Vijay Yanamadala, MD. Hartford (Conn.) HealthCare: Early in my career, informed consent was largely a recitation of risks like infection, neural injury, hardware failure and the standard list. It was accurate, and it was inadequate.
What I’ve come to understand is that true informed consent for spine fusion requires the patient to genuinely grapple with the long-term trajectory of their spine, not just the perioperative period. That means discussing adjacent segment disease, the well-documented phenomenon of accelerated degeneration at levels adjacent to fusion, and being honest that the natural history of fusion is often not a single operation. It means discussing what hardware in their body means for future imaging, future procedures and future decisions made by surgeons they haven’t met yet.

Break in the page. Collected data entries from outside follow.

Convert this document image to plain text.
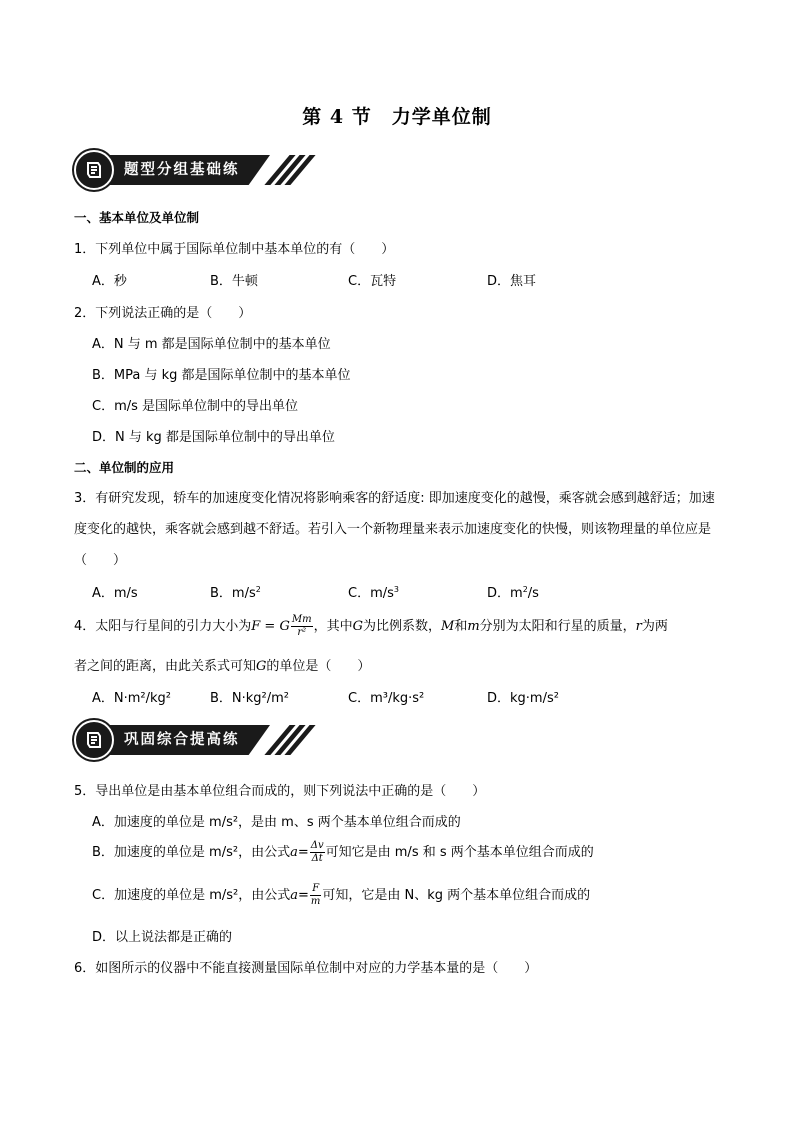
第 4 节　力学单位制
题型分组基础练
一、基本单位及单位制
1．下列单位中属于国际单位制中基本单位的有（　　）
A．秒	B．牛顿	C．瓦特	D．焦耳
2．下列说法正确的是（　　）
A．N 与 m 都是国际单位制中的基本单位
B．MPa 与 kg 都是国际单位制中的基本单位
C．m/s 是国际单位制中的导出单位
D．N 与 kg 都是国际单位制中的导出单位
二、单位制的应用
3．有研究发现，轿车的加速度变化情况将影响乘客的舒适度: 即加速度变化的越慢，乘客就会感到越舒适；加速度变化的越快，乘客就会感到越不舒适。若引入一个新物理量来表示加速度变化的快慢，则该物理量的单位应是（　　）
A．m/s	B．$m/s^2$	C．$m/s^3$	D．$m^2/s$
4．太阳与行星间的引力大小为F = G $\frac{Mm}{\text{r²}}$ ，其中G为比例系数，M和m分别为太阳和行星的质量，r为两
者之间的距离，由此关系式可知G的单位是（　　）
A．N·m²/kg²	B．N·kg²/m²	C．m³/kg·s²	D．kg·m/s²
巩固综合提高练
5．导出单位是由基本单位组合而成的，则下列说法中正确的是（　　）
A．加速度的单位是 m/s²，是由 m、s 两个基本单位组合而成的
B．加速度的单位是 m/s²，由公式$a= \frac{\Delta v}{\Delta t}$ 可知它是由 m/s 和 s 两个基本单位组合而成的
C．加速度的单位是 m/s²，由公式$a= \frac{F}{m}$ 可知，它是由 N、kg 两个基本单位组合而成的
D．以上说法都是正确的
6．如图所示的仪器中不能直接测量国际单位制中对应的力学基本量的是（　　）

I now spend significantly more time on what I call the “downstream conversation.” What happens in years three, five and 10? What does fusion mean for the levels above and below? What will we do if this fails? I want patients to understand that a spine fusion is not an endpoint; it’s a commitment to a relationship with their spine that extends well beyond recovery.
This changes who consents to surgery. Some patients hear that conversation and decide they aren’t ready. That’s informed consent working as it should. The goal is to ensure that the patient who says yes to surgery genuinely understands what they’re agreeing to — including what we don’t yet know.
Christian Zimmerman, MD. St. Alphonsus Medical Group and SAHS Neuroscience Institute (Boise, Idaho): The only recent change to a long process of the question/answer sessions of surgical delivery are more particular to discussions surrounding expectations and outcomes. Comparable to all spinal surgeons, standardized conservative measures have been applied and enervated, channelizing shared decision making among involved parties. Reported patient understanding of surgical risk and outcomes are approximately 30% across inquiries, clearly underpinning the level of comprehension and need for both aggregate and reiteration of query. Model presentations of actual implants are habitually demonstrated to all patients and families as a further method of understanding and precision. Both advanced providers and I close all discussions with mutual assurances.